Periodic table table
The 2002 Ig Nobel Prize winner for chemistry is Theodore Gray, who made an actual periodic table. You know, four legs, wood, the kind you can sit at to eat lunch, but with inlaid wooden squares on the top, and under each square a sample of the element. The site is fantastic: this guy has a taste for statistics, sorting, and random information that may even exceed my own: on his Collections of Elements page, he sorts the elements in more than thirty ways, including “Elements [you can buy] at Walmart”, “Coin Metals”, and “Elements that spell OLiVEr SAcKS”. He has a page on How to Get Your Own Element Collection, and each element has its own page.
He also has an interesting discussion on education at the site:
Jerry: People are very attached to the value of their skills. They believe that the skills of their generation should be preserved, with new skills added on.

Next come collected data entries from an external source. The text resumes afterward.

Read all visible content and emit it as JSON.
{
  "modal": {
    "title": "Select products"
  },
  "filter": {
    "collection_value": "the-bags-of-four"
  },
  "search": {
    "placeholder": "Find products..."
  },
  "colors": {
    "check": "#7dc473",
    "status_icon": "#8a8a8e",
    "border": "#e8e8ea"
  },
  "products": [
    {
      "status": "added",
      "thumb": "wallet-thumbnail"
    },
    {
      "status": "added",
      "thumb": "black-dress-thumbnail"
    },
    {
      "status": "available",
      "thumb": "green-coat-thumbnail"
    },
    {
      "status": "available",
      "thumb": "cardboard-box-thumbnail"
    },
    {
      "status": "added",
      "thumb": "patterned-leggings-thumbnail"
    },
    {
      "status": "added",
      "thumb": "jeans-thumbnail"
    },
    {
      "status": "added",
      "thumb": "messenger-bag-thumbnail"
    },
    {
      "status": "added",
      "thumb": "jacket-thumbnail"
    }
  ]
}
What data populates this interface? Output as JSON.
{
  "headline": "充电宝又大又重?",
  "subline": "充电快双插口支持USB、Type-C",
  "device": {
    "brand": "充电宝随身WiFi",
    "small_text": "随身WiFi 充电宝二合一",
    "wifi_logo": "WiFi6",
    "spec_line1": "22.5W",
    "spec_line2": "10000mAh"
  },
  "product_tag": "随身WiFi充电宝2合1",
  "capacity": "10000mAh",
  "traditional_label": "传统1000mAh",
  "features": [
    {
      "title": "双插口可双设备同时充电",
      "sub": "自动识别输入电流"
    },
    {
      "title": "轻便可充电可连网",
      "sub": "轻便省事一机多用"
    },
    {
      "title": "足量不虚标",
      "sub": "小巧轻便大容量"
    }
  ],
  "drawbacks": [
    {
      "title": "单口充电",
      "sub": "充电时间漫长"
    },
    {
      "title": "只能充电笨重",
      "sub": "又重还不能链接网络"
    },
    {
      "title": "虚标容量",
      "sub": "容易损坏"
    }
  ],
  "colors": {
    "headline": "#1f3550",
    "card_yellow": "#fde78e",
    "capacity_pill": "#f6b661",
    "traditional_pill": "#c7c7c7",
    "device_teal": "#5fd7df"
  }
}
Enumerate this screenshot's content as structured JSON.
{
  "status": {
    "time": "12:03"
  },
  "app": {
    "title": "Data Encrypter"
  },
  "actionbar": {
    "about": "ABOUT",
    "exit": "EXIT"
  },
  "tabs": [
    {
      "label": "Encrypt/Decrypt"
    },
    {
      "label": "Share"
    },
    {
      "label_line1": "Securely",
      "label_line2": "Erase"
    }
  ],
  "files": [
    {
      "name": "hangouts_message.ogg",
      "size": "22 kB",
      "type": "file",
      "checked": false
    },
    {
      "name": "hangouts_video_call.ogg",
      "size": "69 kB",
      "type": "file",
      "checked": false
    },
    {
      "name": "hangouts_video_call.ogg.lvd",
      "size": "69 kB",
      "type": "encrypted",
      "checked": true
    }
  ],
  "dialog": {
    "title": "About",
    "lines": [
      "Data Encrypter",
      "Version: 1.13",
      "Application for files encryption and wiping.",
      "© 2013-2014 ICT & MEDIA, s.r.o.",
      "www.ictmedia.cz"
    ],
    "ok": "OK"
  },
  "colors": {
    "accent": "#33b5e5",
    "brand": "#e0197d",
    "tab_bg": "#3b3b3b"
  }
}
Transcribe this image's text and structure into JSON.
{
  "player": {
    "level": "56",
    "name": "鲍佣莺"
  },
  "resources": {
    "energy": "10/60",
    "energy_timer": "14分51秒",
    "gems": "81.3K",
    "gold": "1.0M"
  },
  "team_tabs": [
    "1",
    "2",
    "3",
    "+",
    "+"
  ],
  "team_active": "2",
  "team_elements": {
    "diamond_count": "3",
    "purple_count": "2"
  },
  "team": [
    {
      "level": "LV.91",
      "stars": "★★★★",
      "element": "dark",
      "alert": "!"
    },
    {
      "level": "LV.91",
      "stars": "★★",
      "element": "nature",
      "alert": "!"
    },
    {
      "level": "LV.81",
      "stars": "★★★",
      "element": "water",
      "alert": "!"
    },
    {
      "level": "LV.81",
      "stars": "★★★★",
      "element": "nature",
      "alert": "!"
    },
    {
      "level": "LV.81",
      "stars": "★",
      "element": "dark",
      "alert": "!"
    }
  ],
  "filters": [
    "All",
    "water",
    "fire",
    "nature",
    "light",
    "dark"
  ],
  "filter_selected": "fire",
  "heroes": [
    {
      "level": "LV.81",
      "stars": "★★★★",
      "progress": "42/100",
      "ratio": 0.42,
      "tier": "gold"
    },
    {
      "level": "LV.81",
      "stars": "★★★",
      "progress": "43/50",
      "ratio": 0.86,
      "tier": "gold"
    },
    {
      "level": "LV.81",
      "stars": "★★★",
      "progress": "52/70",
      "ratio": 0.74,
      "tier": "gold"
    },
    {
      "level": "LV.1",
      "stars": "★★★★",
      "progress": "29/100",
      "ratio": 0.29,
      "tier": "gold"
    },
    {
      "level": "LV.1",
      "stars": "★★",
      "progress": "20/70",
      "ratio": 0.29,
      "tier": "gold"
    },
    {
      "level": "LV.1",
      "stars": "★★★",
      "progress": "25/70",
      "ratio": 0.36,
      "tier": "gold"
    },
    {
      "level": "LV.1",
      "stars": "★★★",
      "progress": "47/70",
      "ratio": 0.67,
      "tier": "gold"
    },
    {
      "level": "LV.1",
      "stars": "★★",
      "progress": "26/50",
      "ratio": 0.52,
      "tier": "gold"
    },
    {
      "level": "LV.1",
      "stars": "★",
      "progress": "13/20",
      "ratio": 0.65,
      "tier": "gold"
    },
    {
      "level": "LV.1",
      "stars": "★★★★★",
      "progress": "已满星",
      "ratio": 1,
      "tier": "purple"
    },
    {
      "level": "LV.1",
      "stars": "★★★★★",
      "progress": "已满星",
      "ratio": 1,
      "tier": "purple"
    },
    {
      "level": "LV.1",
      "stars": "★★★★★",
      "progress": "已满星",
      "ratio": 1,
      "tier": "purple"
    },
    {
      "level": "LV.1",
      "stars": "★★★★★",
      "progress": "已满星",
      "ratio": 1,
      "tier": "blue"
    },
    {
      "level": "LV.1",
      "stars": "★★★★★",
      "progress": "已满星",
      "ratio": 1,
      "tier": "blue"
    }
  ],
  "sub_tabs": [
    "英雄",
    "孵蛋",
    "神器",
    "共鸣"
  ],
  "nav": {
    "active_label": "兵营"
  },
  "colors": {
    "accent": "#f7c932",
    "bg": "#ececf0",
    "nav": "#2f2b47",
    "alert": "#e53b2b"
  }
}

Theo: Such an attitude represents a tremendous degree of disrespect of our forepersons. It was really, really hard to be a cave person. The skills needed to live comfortably in, say, northern Europe in 20,000 BCE were extremely complex. They required then and would require now the full range of human intelligence.
To think that a modern human should be able to do everything that previous generations have been able to do (hunt, speak Latin, do square roots by hand, etc.), and also have any time left over to learn anything new (microbiology, email, calculus), is basically insulting to all those previous generations, since it implies that they under-employed their intelligence. It is also quite false.